Single by Doechii

from the album Alligator Bites Never Heal
- Released: July 27, 2024
- Recorded: 2024
- Genre: Hip-hop
- Length: 2:08
- Label: Top Dawg; Capitol;
- Songwriters: Jaylah Hickmon; Markus Randle;
- Producer: Childish Major

Doechii singles chronology
| "Rocket" (2024) | "Nissan Altima" (2024) | "Boom Bap" (2024) |

Music video
- "Nissan Altima" on YouTube

= Nissan Altima (song) =

2024 single by Doechii

"Nissan Altima" is a song by American rapper Doechii, released on July 27, 2024, as the lead single from her second mixtape Alligator Bites Never Heal (2024). It was produced by Childish Major.

==Content==
In the song, Doechii performs in a rapid-fire flow. The lyrics center around Doechii asserting her dominance in sexual matters, with emphasis on her bisexuality: "Cunnilingus Dalai Lama / Doechii cooler than a fan, but she get hotter than a sauna / Take a trip out of Japan and I tsunami her vagina / Wine and dine her, Benihana, I'm the new hip-hop Madonna / I'm the new hip-hop Madonna, I'm the trap Grace Jones / I don't know what type of motherfuckin' crack they on / I'm like Carrie Bradshaw with a back brace on / I been carrying you bitches now for way too long".

==Critical reception==
Andy Kellman of AllMusic wrote, "Her microphone control and wordplay are in top form on 'Nissan Altima,' a swift and booming track where the self-dubbed 'trap Grace Jones' alternately motivates and intimidates with belligerent verses that include a shrugging note of her replacement of a man with a woman." Lily Goldberg of Pitchfork commented, "Heat takes over on 'Nissan Altima,' a standout filled with flavor and filth".

==Music video==
The music video was directed by James Mackel and released alongside the single. It sees Doechii cruising in a Nissan Altima with rappers and fellow TDE labelmates Jay Rock, Ab-Soul and Isaiah Rashad. The car is then towed, but they stay beside it on the bed of the tow truck as Doechii raps.

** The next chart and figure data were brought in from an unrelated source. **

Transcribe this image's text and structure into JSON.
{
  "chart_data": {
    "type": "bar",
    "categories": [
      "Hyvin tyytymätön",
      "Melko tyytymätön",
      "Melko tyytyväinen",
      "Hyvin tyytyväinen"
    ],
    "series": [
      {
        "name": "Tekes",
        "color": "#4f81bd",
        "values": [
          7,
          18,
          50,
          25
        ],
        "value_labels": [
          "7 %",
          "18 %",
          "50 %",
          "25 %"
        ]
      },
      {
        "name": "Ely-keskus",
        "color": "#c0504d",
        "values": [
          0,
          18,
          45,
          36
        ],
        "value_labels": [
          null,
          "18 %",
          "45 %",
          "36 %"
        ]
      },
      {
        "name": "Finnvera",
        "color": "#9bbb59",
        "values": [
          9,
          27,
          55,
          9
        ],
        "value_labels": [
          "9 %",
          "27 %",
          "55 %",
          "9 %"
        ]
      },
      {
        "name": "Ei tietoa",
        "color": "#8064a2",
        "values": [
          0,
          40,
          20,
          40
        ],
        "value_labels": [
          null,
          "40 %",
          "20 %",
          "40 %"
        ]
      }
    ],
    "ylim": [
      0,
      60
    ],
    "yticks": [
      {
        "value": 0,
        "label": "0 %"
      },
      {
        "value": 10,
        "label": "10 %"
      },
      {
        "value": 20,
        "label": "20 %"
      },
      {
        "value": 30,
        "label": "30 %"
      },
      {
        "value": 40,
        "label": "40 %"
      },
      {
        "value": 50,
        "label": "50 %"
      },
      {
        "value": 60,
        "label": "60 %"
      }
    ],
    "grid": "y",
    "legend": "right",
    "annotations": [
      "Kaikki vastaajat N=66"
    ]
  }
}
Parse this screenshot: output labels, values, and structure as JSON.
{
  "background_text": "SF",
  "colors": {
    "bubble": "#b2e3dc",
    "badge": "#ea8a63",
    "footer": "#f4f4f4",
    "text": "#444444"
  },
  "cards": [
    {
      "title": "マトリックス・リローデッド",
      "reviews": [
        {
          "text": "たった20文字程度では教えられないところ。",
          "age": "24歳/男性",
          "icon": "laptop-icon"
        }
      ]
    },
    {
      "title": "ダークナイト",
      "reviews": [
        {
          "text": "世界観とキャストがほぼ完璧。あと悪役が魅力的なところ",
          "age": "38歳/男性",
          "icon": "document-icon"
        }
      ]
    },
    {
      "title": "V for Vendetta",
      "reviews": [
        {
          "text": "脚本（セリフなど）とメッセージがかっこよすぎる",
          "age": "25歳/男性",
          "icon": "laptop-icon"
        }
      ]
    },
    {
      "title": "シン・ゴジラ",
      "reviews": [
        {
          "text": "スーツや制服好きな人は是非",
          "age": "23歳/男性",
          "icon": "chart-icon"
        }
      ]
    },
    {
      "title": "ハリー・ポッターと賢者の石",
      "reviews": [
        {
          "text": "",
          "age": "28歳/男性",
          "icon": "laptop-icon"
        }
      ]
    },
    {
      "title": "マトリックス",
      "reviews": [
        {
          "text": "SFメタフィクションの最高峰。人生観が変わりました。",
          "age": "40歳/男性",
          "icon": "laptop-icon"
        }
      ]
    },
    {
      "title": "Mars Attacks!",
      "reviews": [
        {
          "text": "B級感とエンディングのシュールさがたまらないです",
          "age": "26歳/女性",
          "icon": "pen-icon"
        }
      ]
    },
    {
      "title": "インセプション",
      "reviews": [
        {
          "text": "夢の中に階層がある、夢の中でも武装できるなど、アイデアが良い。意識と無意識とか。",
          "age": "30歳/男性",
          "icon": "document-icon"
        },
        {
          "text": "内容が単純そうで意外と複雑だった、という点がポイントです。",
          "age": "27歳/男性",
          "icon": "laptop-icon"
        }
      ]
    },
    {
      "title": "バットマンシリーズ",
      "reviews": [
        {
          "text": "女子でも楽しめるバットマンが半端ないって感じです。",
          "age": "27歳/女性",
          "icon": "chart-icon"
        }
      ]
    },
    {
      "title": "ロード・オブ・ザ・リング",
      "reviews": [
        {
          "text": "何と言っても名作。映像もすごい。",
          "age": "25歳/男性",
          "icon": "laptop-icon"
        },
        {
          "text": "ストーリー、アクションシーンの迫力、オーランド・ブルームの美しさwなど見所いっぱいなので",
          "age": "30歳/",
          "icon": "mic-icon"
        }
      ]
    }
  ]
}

==Awards and nominations==

| Year | Award | Category | Result | Ref. |
|---|---|---|---|---|
| 2025 | Grammy Awards | Best Rap Performance | Nominated |  |

==Charts==

===Weekly charts===

Weekly chart performance for "Nissan Altima"
| Chart (2025) | Peak position |
|---|---|
| Australia Hip Hop/R&B (ARIA) | 19 |
| Canada Hot 100 (Billboard) | 79 |
| Global 200 (Billboard) | 155 |
| Ireland (IRMA) | 77 |
| New Zealand Hot Singles (RMNZ) | 24 |
| UK Singles (Official Charts) | 66 |
| UK Hip Hop/R&B (Official Charts) | 26 |
| US Billboard Hot 100 | 73 |
| US Hot R&B/Hip-Hop Songs (Billboard) | 26 |

===Year-end charts===

Year-end chart performance for "Nissan Altima"
| Chart (2025) | Position |
|---|---|
| US Hot R&B/Hip-Hop Songs (Billboard) | 64 |

==Certifications==

Certifications for "Nissan Altima"
| Region | Certification | Certified units/sales |
| Australia (ARIA) | Gold | 35,000^{‡} |
| Brazil (Pro-Música Brasil) | Platinum | 40,000^{‡} |
| New Zealand (RMNZ) | Gold | 15,000^{‡} |
| United Kingdom (BPI) | Silver | 200,000^{‡} |
| United States (RIAA) | Gold | 500,000^{‡} |
^{‡} Sales+streaming figures based on certification alone.